Skaff
An AI-powered candidate intelligence platform that transforms resumes and GitHub profiles into interactive skill insights.
Overview
Skaff is an AI-powered candidate intelligence platform built to help recruiters, HR teams, and students better understand technical skills beyond what's written on a resume. By combining resume parsing, GitHub analysis, AI-powered skill extraction, and interactive 3D knowledge visualization, Skaff transforms scattered technical information into meaningful hiring insights.
Originally developed during HACK KRMU 5.0, the project qualified for Round 2, demonstrating the viability of using AI and data visualization to improve technical recruitment workflows.
Problem
Traditional hiring often depends on manually reviewing resumes, GitHub profiles, and portfolios separately. This process is time-consuming, inconsistent, and makes it difficult to understand a candidate's actual technical strengths, technology relationships, and overall suitability for a role.
Recruiters frequently compare candidates based on keywords instead of real technical depth, while students struggle to visualize their own strengths and identify missing skills.
Skaff was built to simplify both experiences.
Solution
Skaff analyzes resumes and GitHub repositories to automatically identify programming languages, frameworks, libraries, and technical skills using AI-powered natural language processing. The extracted information is transformed into an interactive 3D knowledge graph where technologies are organized by relationships and dominance.
Recruiters can compare two candidates side-by-side, view AI-generated hiring insights, identify missing skills, evaluate technology dominance, and receive role recommendations through a unified interface.

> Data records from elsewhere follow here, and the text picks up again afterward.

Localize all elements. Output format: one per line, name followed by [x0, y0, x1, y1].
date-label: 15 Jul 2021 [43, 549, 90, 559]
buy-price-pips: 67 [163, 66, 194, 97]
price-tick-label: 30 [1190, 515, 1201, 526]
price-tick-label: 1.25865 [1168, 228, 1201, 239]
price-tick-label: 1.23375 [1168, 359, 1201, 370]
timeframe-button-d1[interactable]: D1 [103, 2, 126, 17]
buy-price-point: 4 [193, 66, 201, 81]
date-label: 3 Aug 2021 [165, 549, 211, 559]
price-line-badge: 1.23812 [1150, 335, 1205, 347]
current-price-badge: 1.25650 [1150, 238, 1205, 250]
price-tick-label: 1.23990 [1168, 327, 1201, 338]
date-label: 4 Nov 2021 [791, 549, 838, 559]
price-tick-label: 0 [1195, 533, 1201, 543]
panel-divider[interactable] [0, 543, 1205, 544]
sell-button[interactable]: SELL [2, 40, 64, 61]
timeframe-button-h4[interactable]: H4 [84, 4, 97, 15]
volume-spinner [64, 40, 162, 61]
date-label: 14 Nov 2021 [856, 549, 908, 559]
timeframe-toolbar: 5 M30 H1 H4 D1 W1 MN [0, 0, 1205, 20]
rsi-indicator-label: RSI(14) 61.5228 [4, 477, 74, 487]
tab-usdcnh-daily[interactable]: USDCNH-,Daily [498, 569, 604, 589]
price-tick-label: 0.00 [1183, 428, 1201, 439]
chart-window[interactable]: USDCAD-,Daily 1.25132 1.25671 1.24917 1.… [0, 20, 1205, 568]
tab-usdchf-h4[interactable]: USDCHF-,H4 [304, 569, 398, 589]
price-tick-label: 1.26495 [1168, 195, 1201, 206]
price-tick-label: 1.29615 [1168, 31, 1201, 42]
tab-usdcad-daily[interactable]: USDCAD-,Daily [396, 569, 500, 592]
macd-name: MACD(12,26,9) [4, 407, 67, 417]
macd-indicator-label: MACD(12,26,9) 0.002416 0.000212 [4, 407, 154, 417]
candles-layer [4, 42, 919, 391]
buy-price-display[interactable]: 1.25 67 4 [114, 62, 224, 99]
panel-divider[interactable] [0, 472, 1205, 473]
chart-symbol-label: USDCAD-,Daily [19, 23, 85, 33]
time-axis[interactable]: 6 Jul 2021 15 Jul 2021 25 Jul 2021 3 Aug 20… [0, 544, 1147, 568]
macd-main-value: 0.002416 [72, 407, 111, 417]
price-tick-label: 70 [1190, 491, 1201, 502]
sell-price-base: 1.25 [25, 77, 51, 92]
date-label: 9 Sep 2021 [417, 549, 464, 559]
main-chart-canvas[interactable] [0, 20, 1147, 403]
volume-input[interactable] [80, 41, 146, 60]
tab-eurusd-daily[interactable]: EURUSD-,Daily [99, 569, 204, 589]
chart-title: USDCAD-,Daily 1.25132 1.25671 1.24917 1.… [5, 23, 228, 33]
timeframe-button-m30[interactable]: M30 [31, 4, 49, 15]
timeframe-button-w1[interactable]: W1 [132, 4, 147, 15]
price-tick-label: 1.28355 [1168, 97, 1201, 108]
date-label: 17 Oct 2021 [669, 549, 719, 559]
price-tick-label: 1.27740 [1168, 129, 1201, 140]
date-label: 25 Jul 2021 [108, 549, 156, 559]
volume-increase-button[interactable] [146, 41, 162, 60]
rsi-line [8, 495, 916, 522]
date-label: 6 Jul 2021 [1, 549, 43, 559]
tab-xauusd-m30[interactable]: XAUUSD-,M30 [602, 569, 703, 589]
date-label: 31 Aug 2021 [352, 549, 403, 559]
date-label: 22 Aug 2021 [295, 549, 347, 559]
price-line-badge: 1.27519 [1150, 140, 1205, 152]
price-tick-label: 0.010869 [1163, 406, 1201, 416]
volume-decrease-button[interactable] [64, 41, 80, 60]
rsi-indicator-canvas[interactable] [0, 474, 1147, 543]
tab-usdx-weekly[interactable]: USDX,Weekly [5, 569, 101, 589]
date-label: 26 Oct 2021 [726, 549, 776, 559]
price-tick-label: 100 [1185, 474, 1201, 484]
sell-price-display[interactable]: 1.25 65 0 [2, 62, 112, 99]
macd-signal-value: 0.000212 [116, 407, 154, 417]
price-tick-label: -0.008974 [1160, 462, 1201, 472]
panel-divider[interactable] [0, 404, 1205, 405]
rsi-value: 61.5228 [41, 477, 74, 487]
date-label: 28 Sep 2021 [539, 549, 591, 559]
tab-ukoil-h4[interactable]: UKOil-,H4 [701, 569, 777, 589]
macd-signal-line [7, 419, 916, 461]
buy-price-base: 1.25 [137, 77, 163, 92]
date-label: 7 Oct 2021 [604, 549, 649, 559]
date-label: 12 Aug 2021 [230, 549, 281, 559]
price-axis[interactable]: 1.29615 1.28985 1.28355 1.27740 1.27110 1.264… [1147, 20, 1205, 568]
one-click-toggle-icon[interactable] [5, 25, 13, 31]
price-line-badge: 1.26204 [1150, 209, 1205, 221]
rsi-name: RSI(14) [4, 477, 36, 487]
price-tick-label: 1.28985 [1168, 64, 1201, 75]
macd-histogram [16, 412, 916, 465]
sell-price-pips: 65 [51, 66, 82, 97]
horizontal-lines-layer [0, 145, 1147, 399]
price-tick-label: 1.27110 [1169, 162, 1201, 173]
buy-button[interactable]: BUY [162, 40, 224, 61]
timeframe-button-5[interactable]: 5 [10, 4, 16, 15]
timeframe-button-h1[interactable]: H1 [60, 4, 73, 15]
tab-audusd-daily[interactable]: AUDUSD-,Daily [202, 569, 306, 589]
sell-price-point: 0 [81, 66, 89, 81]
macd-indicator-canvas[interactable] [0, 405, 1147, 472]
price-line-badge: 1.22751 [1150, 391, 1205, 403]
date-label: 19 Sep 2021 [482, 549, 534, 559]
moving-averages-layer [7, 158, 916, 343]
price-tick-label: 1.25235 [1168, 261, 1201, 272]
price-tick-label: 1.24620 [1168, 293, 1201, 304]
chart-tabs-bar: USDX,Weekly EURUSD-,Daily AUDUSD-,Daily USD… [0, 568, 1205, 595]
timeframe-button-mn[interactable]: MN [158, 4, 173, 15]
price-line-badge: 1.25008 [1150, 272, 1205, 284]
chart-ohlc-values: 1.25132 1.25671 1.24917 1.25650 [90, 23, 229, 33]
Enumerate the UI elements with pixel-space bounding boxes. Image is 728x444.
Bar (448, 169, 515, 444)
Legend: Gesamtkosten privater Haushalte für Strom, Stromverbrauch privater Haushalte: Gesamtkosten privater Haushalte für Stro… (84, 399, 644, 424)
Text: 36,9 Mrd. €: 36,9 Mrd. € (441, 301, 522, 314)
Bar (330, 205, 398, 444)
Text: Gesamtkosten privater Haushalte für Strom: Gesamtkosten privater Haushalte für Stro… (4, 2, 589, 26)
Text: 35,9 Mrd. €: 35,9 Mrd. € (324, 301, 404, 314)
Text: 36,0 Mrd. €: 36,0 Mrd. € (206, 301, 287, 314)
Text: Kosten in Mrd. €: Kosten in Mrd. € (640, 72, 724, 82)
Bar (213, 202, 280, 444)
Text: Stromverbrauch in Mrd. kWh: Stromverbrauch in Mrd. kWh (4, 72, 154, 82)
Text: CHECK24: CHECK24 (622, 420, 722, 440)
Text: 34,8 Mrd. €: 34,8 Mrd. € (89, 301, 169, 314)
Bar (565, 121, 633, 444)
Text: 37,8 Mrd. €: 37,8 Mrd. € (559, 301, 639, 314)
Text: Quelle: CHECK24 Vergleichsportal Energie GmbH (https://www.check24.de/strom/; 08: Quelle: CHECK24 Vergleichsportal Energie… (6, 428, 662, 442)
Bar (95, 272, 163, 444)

Students can better understand their own technical profile while recruiters gain a faster and more structured hiring workflow.
Architecture
Skaff uses React and React Three Fiber to render an interactive 3D visualization layer, while FastAPI provides backend services for GitHub analysis, resume processing, AI inference, and graph generation.
Gemini API performs natural language processing to extract technical skills and generate hiring insights. Supabase manages authentication, PostgreSQL storage, and role-based access control across Student, Recruiter, HR, and Administrator roles.
The platform follows a modular architecture with dedicated services responsible for GitHub analysis, resume parsing, AI recommendations, role matching, and knowledge graph generation.
Engineering Decisions
AI-assisted skill extraction instead of keyword matching.
Rather than relying solely on keyword detection, Skaff combines structured GitHub data with AI-powered resume analysis to identify technologies, relationships, and candidate strengths more accurately.
Knowledge Graph visualization over traditional dashboards.
Instead of presenting skills as static lists or charts, the platform visualizes technical relationships through an interactive 3D graph, making complex information easier to explore and compare.
Role-based platform architecture.
Students, Recruiters, HR teams, and Administrators each receive interfaces designed specifically for their workflows while sharing a common backend infrastructure and authentication system.
Modular AI services.
Resume analysis, GitHub parsing, graph generation, and recommendation engines operate independently, making the platform easier to extend and maintain as new features are introduced.
Challenges
The most challenging part of Skaff was combining multiple independent systems into a cohesive workflow. Resume parsing, GitHub repository analysis, AI-powered skill extraction, authentication, and 3D visualization all needed to operate together while maintaining acceptable performance.
Designing an intuitive knowledge graph also required balancing visual clarity with technical depth. Technologies needed to be grouped logically, interactive enough for exploration, and detailed enough to support recruiter decision-making without overwhelming users.
Additionally, working within Gemini API rate limits during development required optimizing API usage and restructuring requests to maximize available quota.
Impact
- Qualified for Round 2 of HACK KRMU 5.0 Hackathon.
- Built an AI-powered platform combining resume parsing, GitHub analysis, and candidate comparison.
- Implemented interactive 3D knowledge graph visualization using React Three Fiber.
- Developed role-based dashboards for Students, Recruiters, HR teams, and Administrators.
- Integrated Gemini AI for technical skill extraction, candidate summaries, and hiring recommendations.
- Built secure authentication and cloud-based data management using Supabase.
Product Vision
Skaff is designed to move technical hiring beyond keyword matching and resume screening.
The long-term vision is to build an intelligent hiring platform capable of evaluating technical candidates through structured skill relationships, AI-assisted reasoning, coding profiles, portfolio analysis, certifications, and future assessment integrations.
Rather than replacing recruiters, Skaff aims to reduce manual effort and provide deeper technical insights that support faster, more informed hiring decisions.
What I Would Improve
Future development will focus on expanding GitHub repository analysis, integrating additional coding platforms such as LeetCode and Codeforces, supporting multiple AI providers, improving recruiter analytics, and enhancing recommendation accuracy through richer technical signals.
I also plan to introduce collaborative hiring workflows, organization-level dashboards, advanced graph analytics, and scalable graph database integration using Neo4j to support larger candidate datasets.